Finding California owner occupied hard money lending has been difficult at best over the past few years. With all of the changes in the lending world, many hard money lenders simply stopped making owner occupied and/or consumer loans secured by 1-4 residential units. It has been only recently that we’ve started making these owner occupied hard money loans again, and I wanted to take a moment today to go over what we are able to help with.
Hard money loans are typically thought of as no-doc loans. That is not the case any longer, especially when talking about owner occupied or consumer lending. For us to be able to help with a loan of this nature, income must be documented. We are flexible with the manner in which we must document the income, but we have to verify the borrowers’ ability to repay the loan.
Hard money loans also are typically thought of as non-credit driven. In today’s lending world, while that holds true to some extent, on owner occupied financing credit does play a part in determining the product. Typically the credit will have an impact on our maximum loan to value. It may also have a slight impact on the rate or fees.

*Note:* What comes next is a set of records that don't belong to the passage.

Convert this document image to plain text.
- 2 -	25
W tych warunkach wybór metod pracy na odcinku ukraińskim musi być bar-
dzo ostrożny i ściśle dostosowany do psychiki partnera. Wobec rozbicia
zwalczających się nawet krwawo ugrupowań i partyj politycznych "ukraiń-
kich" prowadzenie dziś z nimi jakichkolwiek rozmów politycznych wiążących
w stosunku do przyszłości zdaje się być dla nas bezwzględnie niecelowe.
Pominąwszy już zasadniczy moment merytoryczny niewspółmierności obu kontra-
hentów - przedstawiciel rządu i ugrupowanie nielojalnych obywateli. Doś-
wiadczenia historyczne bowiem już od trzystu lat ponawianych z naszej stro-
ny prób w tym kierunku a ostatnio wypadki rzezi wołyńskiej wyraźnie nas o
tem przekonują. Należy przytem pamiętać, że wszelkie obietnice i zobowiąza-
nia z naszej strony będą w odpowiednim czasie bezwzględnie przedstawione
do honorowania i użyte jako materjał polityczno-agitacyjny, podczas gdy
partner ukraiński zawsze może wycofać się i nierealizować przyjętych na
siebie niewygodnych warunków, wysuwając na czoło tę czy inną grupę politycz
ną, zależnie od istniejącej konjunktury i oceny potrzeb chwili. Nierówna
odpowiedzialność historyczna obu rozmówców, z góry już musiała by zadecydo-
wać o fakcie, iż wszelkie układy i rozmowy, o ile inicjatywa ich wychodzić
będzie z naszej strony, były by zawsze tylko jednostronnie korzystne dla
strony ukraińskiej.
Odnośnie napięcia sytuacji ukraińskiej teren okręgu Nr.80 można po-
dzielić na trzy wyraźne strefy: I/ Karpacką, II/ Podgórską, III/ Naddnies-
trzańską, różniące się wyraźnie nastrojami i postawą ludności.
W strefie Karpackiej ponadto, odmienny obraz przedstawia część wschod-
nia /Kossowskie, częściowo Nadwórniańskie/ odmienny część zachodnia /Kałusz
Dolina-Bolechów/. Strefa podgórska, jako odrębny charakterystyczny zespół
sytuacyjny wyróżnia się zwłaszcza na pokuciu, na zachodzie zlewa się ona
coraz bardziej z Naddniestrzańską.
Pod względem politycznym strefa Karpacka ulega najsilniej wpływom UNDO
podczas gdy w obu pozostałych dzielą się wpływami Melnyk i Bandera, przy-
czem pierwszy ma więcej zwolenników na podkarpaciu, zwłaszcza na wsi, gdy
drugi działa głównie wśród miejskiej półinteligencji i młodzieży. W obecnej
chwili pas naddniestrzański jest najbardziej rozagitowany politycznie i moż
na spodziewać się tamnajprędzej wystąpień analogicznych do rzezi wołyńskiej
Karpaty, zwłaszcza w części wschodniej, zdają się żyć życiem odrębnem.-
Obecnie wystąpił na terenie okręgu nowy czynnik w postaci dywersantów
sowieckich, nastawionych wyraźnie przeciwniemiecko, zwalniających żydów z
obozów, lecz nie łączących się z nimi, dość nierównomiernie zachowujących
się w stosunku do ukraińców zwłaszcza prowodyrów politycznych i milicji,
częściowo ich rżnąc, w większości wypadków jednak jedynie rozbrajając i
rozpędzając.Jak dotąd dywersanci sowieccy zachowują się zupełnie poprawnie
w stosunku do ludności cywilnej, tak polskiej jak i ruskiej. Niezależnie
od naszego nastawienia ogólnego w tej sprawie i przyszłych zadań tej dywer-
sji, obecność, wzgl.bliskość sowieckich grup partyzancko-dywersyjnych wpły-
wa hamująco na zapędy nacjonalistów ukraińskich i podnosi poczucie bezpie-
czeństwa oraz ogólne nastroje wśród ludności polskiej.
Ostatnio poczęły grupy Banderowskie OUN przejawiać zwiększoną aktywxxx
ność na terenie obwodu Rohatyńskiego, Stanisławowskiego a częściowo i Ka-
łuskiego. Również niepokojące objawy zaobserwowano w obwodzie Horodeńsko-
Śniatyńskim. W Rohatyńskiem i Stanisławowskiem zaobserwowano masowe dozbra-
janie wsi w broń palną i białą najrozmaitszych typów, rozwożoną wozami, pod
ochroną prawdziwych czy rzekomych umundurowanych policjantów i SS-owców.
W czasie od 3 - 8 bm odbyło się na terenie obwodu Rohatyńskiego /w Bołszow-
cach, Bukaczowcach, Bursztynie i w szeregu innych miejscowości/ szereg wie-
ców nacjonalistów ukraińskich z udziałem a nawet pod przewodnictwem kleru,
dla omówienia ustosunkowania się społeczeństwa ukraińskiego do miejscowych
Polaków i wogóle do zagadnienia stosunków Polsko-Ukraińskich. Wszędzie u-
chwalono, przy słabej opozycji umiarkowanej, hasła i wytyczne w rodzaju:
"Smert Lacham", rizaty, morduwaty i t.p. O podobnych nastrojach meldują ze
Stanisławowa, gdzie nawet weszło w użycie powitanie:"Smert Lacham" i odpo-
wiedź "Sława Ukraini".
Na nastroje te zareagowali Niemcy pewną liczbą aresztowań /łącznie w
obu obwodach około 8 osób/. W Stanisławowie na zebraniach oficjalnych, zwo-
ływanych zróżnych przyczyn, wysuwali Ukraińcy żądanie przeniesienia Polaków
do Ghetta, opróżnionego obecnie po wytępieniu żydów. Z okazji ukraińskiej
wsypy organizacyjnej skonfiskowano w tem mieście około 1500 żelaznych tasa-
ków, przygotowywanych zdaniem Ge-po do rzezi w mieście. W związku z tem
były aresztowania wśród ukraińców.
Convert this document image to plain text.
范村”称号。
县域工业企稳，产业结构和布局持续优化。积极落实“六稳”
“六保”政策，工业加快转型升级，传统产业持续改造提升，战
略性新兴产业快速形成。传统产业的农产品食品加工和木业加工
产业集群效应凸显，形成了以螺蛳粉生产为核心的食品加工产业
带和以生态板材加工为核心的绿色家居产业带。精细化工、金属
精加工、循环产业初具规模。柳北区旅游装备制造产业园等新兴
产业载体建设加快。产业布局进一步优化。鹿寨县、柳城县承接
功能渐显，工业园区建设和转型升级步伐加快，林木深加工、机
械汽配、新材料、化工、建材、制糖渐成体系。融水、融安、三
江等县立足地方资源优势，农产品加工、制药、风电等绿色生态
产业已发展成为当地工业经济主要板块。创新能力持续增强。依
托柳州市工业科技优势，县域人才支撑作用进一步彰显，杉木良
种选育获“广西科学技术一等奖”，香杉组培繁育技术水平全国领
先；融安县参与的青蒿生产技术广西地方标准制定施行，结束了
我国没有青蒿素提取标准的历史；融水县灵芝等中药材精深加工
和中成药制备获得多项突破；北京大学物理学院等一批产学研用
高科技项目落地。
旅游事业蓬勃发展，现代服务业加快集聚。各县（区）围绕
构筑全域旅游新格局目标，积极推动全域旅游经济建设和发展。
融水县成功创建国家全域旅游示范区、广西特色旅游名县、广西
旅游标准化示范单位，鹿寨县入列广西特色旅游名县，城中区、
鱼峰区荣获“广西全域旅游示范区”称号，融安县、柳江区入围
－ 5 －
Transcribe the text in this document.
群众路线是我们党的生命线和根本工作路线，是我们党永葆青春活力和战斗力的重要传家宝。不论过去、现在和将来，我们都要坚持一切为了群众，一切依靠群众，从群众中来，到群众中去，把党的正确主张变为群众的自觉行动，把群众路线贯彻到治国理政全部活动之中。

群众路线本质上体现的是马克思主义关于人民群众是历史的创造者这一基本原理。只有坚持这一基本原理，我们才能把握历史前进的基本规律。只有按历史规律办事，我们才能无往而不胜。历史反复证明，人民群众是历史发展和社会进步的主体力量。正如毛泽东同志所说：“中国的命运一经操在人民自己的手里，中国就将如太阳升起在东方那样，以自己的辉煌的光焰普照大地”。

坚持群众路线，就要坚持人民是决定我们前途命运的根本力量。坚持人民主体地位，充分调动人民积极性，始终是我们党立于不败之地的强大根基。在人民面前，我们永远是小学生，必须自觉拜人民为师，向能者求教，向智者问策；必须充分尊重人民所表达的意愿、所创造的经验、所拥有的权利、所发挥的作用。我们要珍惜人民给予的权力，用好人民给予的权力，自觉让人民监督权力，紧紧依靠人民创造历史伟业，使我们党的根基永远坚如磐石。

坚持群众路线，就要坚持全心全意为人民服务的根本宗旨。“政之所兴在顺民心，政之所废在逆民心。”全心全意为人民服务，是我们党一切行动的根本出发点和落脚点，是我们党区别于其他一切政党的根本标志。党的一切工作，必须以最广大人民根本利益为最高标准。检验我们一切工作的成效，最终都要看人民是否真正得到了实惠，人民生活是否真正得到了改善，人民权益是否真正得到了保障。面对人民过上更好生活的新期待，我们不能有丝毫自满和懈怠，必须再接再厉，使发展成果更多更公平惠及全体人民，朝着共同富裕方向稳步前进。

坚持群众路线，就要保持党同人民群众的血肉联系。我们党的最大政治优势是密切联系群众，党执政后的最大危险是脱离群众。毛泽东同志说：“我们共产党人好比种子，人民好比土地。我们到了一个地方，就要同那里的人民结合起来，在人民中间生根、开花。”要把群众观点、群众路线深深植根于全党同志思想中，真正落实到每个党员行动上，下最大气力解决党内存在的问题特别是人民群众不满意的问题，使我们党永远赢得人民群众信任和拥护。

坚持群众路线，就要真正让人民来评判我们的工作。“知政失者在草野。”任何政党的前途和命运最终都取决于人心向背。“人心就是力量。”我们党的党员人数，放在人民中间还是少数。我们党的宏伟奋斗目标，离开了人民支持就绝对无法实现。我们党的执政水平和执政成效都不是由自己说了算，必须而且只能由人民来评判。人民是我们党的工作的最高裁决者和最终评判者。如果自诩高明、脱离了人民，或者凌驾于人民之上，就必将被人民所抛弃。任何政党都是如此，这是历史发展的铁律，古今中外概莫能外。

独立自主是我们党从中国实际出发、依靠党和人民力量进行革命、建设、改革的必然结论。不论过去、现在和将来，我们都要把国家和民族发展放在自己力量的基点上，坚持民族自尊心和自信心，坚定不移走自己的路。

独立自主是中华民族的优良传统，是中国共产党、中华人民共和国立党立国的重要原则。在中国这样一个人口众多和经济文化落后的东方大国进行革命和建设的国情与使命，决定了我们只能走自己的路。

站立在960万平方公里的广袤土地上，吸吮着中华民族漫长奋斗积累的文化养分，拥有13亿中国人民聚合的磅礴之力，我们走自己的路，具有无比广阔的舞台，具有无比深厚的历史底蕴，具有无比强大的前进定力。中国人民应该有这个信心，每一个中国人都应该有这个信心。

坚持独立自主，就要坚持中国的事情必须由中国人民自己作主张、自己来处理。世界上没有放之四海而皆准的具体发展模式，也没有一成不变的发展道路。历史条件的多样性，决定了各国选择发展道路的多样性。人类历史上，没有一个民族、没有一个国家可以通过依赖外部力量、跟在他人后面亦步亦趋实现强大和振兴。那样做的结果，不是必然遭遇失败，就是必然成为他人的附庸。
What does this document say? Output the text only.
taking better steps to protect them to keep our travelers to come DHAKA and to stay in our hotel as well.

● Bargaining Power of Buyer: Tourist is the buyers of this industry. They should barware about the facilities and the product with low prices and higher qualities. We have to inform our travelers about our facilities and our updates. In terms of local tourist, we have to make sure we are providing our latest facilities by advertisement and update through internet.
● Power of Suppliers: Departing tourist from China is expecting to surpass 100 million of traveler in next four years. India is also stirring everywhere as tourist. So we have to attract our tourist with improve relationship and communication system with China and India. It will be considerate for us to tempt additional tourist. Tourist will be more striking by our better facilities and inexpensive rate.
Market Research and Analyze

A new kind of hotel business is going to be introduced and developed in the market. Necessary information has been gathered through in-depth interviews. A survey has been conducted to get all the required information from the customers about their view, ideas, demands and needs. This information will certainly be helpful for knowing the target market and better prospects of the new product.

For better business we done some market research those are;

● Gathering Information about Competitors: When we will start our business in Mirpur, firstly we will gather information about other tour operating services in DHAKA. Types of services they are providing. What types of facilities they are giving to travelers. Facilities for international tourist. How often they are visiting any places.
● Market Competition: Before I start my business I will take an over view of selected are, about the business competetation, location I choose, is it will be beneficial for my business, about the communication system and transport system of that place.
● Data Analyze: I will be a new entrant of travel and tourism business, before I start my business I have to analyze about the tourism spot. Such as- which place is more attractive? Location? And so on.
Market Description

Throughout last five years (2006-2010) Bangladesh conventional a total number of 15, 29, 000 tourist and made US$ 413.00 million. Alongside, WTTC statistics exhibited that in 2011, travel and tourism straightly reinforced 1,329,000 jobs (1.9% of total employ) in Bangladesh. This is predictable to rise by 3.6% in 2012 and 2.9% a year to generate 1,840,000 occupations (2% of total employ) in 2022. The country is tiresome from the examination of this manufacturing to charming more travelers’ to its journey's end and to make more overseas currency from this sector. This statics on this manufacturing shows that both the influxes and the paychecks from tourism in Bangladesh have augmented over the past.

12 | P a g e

With good credit, we can potentially finance a borrower on a purchase transaction up to 70% of the purchase price. For comparisons sake, assuming everything else in equal, someone with a poor credit score may be capped at 55-60% of the purchase price. In addition, with excellent credit we can get rates down into the single digits (although typical rates are going to be between 10-12%).
While this type of financing is not perfect, especially considering conventional loans are going out the door at 4% or better these days, it does offer an alternative to borrowers who are unable to obtain financing from the banks for whatever reason.